Por mais raras que tenham sido essas admissões de “responsabilidade”, elas permanecem bastante diferentes da responsabilização. No caso de Obama, tudo o que foi oferecido aos sobreviventes entre aqueles que “não deveriam ter sido” mortos em tais ataques com drones foi um reconhecimento mínimo de que isso estava mesmo a acontecer.

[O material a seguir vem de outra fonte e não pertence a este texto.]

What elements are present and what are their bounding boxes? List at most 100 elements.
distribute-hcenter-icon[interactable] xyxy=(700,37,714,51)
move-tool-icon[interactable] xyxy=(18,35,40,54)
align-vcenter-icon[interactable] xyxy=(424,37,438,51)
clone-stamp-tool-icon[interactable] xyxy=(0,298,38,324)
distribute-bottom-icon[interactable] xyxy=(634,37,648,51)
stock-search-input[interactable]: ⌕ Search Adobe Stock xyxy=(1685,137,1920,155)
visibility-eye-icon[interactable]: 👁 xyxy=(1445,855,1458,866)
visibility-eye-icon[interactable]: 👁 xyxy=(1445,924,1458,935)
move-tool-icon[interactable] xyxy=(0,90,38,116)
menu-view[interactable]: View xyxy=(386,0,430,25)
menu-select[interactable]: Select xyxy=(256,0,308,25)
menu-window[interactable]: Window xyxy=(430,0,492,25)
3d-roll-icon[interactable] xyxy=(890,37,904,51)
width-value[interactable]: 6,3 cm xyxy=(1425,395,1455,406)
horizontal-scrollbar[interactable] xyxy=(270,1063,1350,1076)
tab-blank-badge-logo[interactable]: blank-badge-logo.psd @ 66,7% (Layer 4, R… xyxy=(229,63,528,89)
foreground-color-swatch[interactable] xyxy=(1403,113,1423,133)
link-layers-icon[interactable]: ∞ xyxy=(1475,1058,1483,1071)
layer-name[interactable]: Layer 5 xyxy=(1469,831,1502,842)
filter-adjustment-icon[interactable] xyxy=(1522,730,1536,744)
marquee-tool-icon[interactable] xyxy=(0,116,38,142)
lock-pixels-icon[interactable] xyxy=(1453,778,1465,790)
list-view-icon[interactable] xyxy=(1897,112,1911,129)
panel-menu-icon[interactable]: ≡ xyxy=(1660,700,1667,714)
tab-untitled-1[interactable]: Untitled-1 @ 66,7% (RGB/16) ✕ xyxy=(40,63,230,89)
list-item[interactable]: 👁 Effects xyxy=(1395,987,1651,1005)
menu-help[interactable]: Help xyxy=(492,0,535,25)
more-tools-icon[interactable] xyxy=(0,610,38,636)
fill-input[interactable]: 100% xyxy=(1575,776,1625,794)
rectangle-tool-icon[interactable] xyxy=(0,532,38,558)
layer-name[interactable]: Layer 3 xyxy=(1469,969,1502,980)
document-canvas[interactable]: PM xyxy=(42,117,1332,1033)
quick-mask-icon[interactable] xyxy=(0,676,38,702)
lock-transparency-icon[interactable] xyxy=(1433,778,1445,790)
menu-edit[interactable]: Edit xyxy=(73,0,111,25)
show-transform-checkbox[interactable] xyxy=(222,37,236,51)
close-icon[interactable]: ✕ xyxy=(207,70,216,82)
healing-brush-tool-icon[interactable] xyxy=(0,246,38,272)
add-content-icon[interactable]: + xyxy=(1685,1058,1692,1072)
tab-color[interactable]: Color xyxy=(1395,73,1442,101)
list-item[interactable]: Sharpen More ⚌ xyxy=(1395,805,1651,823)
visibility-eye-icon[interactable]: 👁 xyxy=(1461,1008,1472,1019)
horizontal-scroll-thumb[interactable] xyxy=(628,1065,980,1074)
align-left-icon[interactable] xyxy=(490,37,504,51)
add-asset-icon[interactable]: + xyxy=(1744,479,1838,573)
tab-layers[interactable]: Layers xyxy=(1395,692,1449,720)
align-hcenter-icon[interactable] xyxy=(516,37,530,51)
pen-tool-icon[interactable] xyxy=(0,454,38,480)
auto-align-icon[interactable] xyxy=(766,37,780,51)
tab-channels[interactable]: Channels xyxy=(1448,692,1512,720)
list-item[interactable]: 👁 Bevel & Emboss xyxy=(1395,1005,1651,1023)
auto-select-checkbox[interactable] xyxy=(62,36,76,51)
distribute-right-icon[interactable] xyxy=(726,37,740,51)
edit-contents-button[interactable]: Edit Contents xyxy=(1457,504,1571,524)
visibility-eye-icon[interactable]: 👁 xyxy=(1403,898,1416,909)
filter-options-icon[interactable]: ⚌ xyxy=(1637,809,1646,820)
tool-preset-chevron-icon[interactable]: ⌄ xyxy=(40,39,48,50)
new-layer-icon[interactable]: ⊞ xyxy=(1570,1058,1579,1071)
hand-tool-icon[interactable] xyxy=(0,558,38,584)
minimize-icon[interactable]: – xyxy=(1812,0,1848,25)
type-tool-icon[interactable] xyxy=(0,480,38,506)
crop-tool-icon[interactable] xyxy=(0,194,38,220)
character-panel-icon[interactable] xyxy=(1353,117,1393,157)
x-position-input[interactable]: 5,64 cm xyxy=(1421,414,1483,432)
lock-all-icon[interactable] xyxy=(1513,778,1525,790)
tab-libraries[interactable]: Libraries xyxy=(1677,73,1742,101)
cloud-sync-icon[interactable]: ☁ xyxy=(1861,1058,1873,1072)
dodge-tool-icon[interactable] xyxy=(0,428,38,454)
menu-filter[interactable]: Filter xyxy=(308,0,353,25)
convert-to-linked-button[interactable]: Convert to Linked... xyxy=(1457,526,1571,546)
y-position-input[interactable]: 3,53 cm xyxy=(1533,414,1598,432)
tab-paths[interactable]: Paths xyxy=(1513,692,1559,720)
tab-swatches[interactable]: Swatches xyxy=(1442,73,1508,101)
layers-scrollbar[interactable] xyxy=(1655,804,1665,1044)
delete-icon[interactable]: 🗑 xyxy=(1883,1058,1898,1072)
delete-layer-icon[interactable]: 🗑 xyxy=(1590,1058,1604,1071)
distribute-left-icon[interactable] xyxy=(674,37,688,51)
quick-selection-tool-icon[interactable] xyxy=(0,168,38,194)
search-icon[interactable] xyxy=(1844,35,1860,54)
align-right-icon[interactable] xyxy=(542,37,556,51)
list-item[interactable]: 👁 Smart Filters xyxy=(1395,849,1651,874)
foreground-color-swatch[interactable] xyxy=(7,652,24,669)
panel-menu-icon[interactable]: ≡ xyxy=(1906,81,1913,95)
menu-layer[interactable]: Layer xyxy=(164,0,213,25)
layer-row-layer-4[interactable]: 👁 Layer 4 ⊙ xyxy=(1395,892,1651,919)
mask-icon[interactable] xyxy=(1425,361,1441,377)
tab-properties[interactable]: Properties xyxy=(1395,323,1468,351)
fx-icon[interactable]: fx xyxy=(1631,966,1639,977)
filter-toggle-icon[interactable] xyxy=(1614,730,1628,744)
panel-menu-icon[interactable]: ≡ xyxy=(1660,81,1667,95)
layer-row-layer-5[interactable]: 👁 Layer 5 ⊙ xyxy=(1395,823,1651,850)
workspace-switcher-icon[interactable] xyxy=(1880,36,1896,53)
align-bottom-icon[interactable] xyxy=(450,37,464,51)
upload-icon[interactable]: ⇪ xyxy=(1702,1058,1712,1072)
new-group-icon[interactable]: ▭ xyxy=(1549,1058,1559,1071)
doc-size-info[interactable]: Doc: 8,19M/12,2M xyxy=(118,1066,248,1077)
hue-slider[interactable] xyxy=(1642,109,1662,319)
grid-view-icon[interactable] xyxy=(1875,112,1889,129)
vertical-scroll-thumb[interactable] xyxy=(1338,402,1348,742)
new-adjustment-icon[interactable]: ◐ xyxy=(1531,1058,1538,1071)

Embora a utilização de drones na guerra contra o terrorismo tenha começado sob o presidente George W. Bush, aumentou dramaticamente sob Obama. Depois, nos anos Trump, aumentou novamente. Na metade da presidência de Trump , os ataques com drones já haviam ultrapassado o número total da era Obama. Embora o uso de drones no primeiro ano de mandato de Joe Biden tenha sido inferior ao de Trump, o que se manteve consistente foi a falta da menor responsabilização pelo massacre de civis.

Em 2021, enquanto os EUA se retiravam caoticamente do desastre de 20 anos da Guerra do Afeganistão, os seus militares vigiaram um carro branco que circulava em torno de Cabul, acreditaram que transportava explosivos e lançaram o último ataque com drones desse conflito, massacrando 10 afegãos . Duas semanas mais tarde, depois de uma reportagem do New York Times ter revelado o que realmente aconteceu, o Pentágono finalmente admitiu que apenas civis tinham sido mortos, sete deles crianças (mas não penalizou ninguém).

O secretário da Defesa, Lloyd Austin, pediu mais tarde desculpas às famílias dos mortos e ofereceu uma compensação – uma das poucas vezes em que as autoridades americanas se deram ao trabalho de reconhecer irregularidades no Afeganistão nos últimos 20 anos. Fiel à realidade, no entanto, a promessa do governo de compensar as famílias afectadas não foi cumprida, um lembrete sombrio de que em nenhum desses anos houve qualquer aparência de justiça para os civis sobreviventes de tais ataques de drones.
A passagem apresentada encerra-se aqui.